10. Runtime risk: Runtime risk requires verification

  • Severity: medium
  • Finding: Developers should check this runtime risk before relying on the project: @apollo/[email protected]
  • User impact: Upgrade or migration may change expected behavior: @apollo/[email protected]
  • Recommended check: Before packaging this project, run the relevant install/config/quickstart check for: @apollo/[email protected]. Context: Source discussion did not expose a precise runtime context.
  • Evidence: failure_mode_cluster:github_release | https://github.com/apollographql/apollo-client/releases/tag/%40apollo/client-graphql-codegen%402.1.1

11. Maintenance risk: Maintenance risk requires verification

  • Severity: medium
  • Finding: Developers should check this migration risk before relying on the project: @apollo/[email protected]
  • User impact: Upgrade or migration may change expected behavior: @apollo/[email protected]
  • Recommended check: Before packaging this project, run the relevant install/config/quickstart check for: @apollo/[email protected]. Context: Source discussion did not expose a precise runtime context.
  • Evidence: failure_mode_cluster:github_release | https://github.com/apollographql/apollo-client/releases/tag/%40apollo/client%404.3.0-alpha.1

12. Maintenance risk: Maintenance risk requires verification

  • Severity: medium
  • Finding: Project evidence flags a maintenance risk.
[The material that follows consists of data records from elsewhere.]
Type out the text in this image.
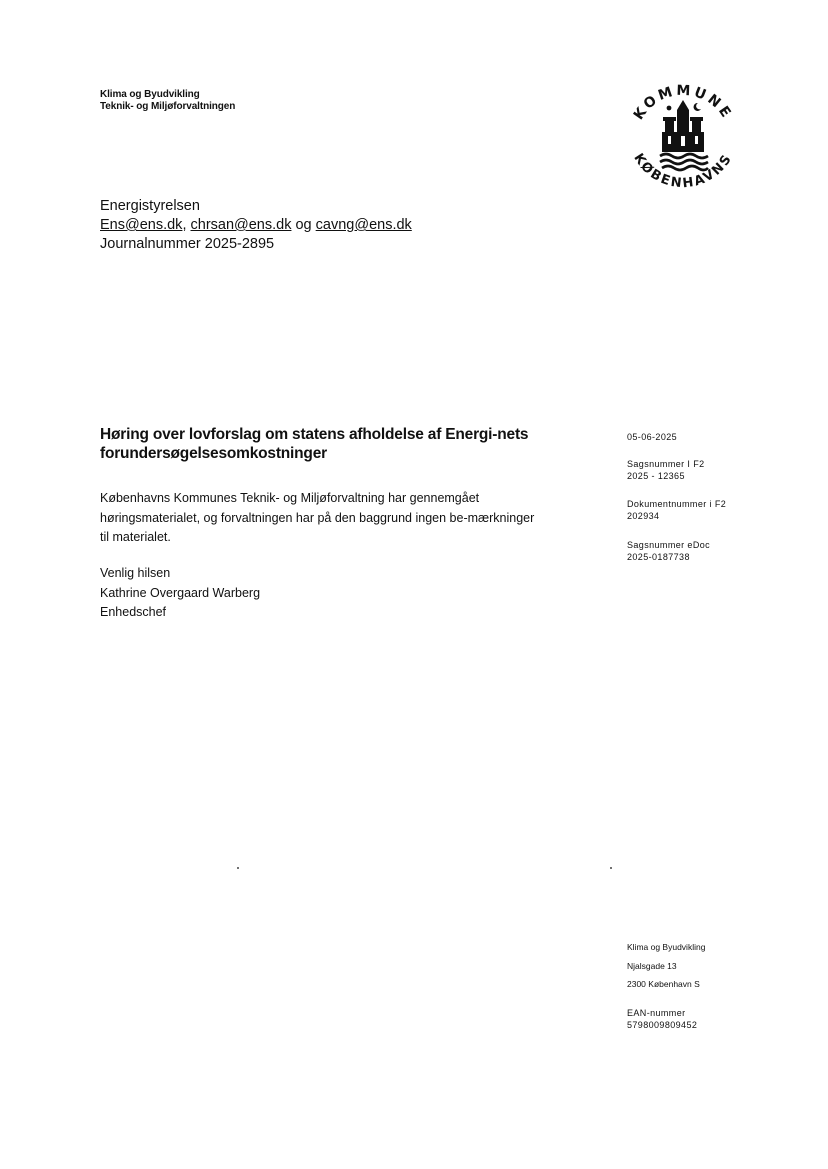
Klima og Byudvikling
Teknik- og Miljøforvaltningen	KOMMUNE
KØBENHAVNS
Energistyrelsen
Ens@ens.dk, chrsan@ens.dk og cavng@ens.dk
Journalnummer 2025-2895
Høring over lovforslag om statens afholdelse af Energi-nets forundersøgelsesomkostninger
Københavns Kommunes Teknik- og Miljøforvaltning har gennemgået høringsmaterialet, og forvaltningen har på den baggrund ingen be-mærkninger til materialet.
Venlig hilsen
Kathrine Overgaard Warberg
Enhedschef
05-06-2025
Sagsnummer I F2
2025 - 12365
Dokumentnummer i F2
202934
Sagsnummer eDoc
2025-0187738
Klima og Byudvikling
Njalsgade 13
2300 København S
EAN-nummer
5798009809452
Review the linked source before relying on this workflow.
  • User impact: May increase setup, validation, or first-run risk for the user.
  • Recommended check: Reproduce the official install and quickstart path in an isolated environment.
  • Evidence: evidence.maintainer_signals | https://github.com/apollographql/apollo-client

Source: Doramagic discovery, validation, and Project Pack records

Community Discussion Evidence

These external discussion links are review inputs, not standalone proof that the project is production-ready.

Sources 12

Count of project-level external discussion links exposed on this manual page.

Use Review before install

Open the linked issues or discussions before treating the pack as ready for your environment.

Community Discussion Evidence

Doramagic exposes project-level community discussion separately from official documentation. Review these links before using apollo-client with real data or production workflows.